Scribe is a screen recording tool built to generate that documentation automatically. You install a browser extension or desktop app, press record, and walk through the process the way you normally would. Scribe watches where you click, what you type, and where the cursor moves, then converts that activity into a formatted, step-by-step guide with annotated screenshots and written instructions. When you stop recording, the guide already exists. The only human work left is a review pass.
The output is a shareable document with numbered steps, screenshots with click indicators, and auto-generated titles for each step powered by AI. The guides can be exported to PDF, HTML, or Markdown, embedded directly into Confluence, Notion, Sharepoint, or Guru, or shared as a public link. Teams on the Pro plan can also add company branding, redact sensitive information visible in screenshots, and capture workflows from desktop applications in addition to browser-based tools.
What the cost comparison actually looks like
Scribe's Basic plan is free and covers web-based app capture with shareable links. The Pro Personal plan costs $29 per seat per month on monthly billing or $23 per seat per month annually. A five-person team on Pro Team, the most common paid tier, starts at $15 per seat per month billed annually, or roughly $75 per month for the team.
That $75 per month covers unlimited guide creation across the team. A freelance SOP writer billing $38 per hour, which is the current median rate for that role in the United States according to ZipRecruiter, costs more than that for a single two-hour documentation session. For any team creating more than two or three documented processes per month, the subscription pays for itself against the alternative of outsourcing. For teams creating dozens, the gap is not close.
The comparison is not purely against freelancers. Internal labor has a cost too. An operations manager spending two hours building a Loom recording, transcribing it, formatting the steps in a Google Doc, and adding screenshots is spending $80 to $120 in loaded labor time based on typical manager compensation, and that estimate is probably conservative when you count revision cycles.
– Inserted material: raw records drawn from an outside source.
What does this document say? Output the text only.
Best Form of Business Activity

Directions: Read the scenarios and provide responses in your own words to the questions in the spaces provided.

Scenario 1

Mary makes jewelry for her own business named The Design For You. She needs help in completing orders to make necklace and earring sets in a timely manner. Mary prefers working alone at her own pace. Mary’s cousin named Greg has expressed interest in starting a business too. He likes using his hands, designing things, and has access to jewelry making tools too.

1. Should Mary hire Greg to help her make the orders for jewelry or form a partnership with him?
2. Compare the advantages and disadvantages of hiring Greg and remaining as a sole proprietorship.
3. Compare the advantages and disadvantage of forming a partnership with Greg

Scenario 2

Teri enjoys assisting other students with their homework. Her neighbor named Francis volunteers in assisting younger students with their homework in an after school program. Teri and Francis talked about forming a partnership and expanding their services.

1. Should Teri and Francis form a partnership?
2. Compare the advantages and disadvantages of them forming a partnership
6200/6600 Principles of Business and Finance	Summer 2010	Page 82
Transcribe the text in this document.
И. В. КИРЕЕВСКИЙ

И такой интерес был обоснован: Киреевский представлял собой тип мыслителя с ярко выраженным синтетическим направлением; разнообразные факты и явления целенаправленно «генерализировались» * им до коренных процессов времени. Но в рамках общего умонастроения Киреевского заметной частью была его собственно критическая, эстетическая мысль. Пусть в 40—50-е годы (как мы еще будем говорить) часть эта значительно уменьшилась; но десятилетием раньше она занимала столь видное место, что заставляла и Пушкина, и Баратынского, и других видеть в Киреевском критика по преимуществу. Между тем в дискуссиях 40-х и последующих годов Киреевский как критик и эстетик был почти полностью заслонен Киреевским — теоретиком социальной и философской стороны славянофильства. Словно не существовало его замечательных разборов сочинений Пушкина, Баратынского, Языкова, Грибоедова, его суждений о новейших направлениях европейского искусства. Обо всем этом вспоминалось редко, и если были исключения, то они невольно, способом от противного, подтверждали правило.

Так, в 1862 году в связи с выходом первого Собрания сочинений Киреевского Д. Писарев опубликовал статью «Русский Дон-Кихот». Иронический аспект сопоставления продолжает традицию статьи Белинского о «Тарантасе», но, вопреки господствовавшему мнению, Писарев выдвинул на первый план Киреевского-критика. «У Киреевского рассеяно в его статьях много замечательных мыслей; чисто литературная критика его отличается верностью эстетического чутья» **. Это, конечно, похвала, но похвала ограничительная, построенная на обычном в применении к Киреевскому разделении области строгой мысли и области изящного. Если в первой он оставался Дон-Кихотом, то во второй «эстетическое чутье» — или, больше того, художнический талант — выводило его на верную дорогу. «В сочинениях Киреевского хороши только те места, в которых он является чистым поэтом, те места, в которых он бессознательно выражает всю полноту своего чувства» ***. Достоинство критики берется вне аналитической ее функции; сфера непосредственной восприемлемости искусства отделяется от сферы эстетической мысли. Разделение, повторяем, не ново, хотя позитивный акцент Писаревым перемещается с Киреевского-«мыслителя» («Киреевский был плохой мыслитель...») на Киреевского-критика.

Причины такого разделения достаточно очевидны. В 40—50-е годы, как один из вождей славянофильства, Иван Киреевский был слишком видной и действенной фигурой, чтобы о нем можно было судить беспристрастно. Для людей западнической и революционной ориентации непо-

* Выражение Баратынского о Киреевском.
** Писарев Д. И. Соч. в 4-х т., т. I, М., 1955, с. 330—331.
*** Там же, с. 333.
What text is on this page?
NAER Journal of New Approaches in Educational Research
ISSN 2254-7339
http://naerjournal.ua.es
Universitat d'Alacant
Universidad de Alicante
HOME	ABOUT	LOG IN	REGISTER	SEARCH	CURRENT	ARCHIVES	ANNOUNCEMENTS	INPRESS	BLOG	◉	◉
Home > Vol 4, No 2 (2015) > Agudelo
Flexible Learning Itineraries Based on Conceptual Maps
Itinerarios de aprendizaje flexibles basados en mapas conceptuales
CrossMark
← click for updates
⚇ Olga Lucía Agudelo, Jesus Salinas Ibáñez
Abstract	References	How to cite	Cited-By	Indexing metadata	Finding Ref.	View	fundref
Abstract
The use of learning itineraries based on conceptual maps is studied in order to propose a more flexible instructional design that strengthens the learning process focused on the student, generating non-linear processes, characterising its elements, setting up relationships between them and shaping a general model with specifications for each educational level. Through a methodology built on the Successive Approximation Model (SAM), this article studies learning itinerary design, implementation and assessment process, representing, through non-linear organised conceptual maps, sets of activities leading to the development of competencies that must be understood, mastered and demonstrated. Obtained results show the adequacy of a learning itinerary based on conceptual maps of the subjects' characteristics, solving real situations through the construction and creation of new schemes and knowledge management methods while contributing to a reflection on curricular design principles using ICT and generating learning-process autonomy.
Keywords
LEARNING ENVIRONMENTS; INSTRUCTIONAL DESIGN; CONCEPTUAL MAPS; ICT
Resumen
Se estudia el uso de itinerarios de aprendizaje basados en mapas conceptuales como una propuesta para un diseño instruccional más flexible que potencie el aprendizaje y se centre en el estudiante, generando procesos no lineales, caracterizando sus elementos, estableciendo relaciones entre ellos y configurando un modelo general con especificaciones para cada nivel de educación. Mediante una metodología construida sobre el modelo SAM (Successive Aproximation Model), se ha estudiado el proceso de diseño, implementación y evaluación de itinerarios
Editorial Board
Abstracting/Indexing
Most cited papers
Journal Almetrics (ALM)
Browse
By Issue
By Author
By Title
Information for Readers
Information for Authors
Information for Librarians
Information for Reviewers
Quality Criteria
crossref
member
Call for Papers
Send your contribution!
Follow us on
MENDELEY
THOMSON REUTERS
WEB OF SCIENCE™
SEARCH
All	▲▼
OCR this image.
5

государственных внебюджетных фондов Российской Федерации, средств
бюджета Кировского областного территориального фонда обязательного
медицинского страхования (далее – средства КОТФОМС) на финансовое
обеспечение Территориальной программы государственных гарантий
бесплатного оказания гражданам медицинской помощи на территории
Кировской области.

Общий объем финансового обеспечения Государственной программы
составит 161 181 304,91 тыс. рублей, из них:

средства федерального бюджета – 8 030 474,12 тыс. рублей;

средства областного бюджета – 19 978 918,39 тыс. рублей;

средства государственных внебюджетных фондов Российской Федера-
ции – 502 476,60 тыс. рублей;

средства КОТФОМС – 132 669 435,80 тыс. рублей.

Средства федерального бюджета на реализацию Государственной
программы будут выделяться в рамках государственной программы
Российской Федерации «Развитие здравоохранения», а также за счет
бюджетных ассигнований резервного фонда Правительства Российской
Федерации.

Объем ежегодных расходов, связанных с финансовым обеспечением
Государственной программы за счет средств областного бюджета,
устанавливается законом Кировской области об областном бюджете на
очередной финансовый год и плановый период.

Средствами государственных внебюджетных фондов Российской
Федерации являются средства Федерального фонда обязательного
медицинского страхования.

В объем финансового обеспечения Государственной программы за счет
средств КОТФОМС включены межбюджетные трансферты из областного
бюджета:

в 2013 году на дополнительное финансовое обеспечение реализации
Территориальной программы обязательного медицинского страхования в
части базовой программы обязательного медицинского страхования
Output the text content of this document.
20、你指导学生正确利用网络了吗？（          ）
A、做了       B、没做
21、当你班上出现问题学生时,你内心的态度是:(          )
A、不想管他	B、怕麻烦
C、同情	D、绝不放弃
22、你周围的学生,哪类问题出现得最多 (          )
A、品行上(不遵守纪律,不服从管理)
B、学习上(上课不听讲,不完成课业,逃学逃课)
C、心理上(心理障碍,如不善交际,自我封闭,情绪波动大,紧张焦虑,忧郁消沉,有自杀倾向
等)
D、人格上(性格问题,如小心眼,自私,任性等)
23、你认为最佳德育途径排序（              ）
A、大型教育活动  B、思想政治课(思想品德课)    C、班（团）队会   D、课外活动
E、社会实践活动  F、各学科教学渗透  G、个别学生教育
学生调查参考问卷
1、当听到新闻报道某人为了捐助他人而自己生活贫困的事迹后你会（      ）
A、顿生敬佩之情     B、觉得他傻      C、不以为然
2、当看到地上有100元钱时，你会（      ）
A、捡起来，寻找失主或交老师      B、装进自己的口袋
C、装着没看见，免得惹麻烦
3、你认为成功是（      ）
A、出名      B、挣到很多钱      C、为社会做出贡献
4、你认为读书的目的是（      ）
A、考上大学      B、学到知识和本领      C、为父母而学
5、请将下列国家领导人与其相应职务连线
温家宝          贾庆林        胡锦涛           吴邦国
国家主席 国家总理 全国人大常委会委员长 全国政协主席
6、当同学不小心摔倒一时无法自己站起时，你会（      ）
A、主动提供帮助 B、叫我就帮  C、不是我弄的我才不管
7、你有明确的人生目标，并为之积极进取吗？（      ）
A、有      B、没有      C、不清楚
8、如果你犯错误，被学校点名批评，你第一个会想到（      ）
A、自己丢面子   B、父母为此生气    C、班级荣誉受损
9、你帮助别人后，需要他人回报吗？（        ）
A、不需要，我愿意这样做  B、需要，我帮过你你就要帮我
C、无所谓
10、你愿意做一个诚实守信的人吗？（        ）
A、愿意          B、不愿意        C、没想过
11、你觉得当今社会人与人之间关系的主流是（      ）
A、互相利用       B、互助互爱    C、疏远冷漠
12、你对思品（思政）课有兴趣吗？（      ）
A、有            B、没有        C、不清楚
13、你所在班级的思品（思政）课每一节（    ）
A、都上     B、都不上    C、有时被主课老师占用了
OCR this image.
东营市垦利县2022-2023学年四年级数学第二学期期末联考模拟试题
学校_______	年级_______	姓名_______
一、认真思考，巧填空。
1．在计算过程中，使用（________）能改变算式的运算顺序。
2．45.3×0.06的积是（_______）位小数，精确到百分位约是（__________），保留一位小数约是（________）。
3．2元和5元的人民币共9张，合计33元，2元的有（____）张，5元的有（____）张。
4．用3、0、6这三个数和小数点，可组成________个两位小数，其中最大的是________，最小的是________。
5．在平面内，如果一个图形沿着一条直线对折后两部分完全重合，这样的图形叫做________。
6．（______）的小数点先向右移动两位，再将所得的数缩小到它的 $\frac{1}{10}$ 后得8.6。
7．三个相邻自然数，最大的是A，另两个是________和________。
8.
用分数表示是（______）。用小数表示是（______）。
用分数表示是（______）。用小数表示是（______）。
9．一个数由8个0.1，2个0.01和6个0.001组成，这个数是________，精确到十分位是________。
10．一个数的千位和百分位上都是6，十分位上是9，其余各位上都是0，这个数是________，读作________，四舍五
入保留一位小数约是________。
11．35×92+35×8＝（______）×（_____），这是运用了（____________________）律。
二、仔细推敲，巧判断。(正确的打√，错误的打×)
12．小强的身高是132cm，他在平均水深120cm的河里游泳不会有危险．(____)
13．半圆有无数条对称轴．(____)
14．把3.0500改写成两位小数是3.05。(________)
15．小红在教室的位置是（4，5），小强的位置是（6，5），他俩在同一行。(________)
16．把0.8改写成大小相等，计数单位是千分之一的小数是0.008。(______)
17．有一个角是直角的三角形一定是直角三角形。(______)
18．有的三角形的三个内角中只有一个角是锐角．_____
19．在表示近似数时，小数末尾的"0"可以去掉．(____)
The SOP that Scribe generates in five minutes would have cost the same outcome in a full afternoon.
How the workflow changes
The traditional process documentation workflow has four distinct labor components: doing the process while narrating it, transcribing or writing the steps, taking and annotating screenshots, and formatting the final document. Scribe collapses the last three. The user still has to perform the process, but the remaining work, which historically consumed the majority of the time, happens automatically.
The guides are not perfect on first pass. Scribe occasionally captures unnecessary steps, duplicates a click, or screenshots a loading screen mid-transition. The review step is real and not optional for published documentation. But a ten-minute review of a generated guide is meaningfully different from two hours of writing one from scratch, and the edit-down workflow is faster than the build-from-nothing workflow for most people.
Scribe also launched an Optimize product line that runs AI over accumulated guides to identify redundant workflows, surface automation candidates, and analyze handoff breakdowns. Most teams will not start there, but the direction is clear: the documentation becomes an operating map.
Who this is wrong for
Scribe is not useful for processes that do not happen on a screen. Manufacturing procedures, physical onboarding tasks, and anything involving equipment or in-person steps will not generate documentation here. The tool is entirely dependent on digital workflows.
It is also a poor fit for processes requiring significant narrative context, regulatory language, or structured policy formatting. Scribe generates procedural guides, not policy documents. An HR team that needs an employment handbook or a legal team documenting compliance procedures will find the output too thin. The tool excels at "how to submit an expense report in Expensify" and falls short on "here is how our expense policy works and why."
Teams in heavily regulated industries should evaluate the enterprise tier carefully before using the free or personal plans. The free plan does not include PII redaction, which matters when screen captures might contain customer data, patient information, or financial records.
What actually changed
Before tools like Scribe, the transfer of process knowledge happened in a meeting, a long email, or a screen share. Occasionally someone documented it. Usually they did not. The cost was high enough that most teams accepted undocumented tribal knowledge as a default operating condition.
What Scribe changed is not that documentation is faster. What it changed is that the natural output of doing a process is now a document. Documentation is no longer a separate task to be scheduled, assigned, and completed after the fact. It is an artifact of the work itself.
Whether that closes the gap between what companies should document and what they do is a different question. The tool generates the guide. It cannot make anyone care enough to press record.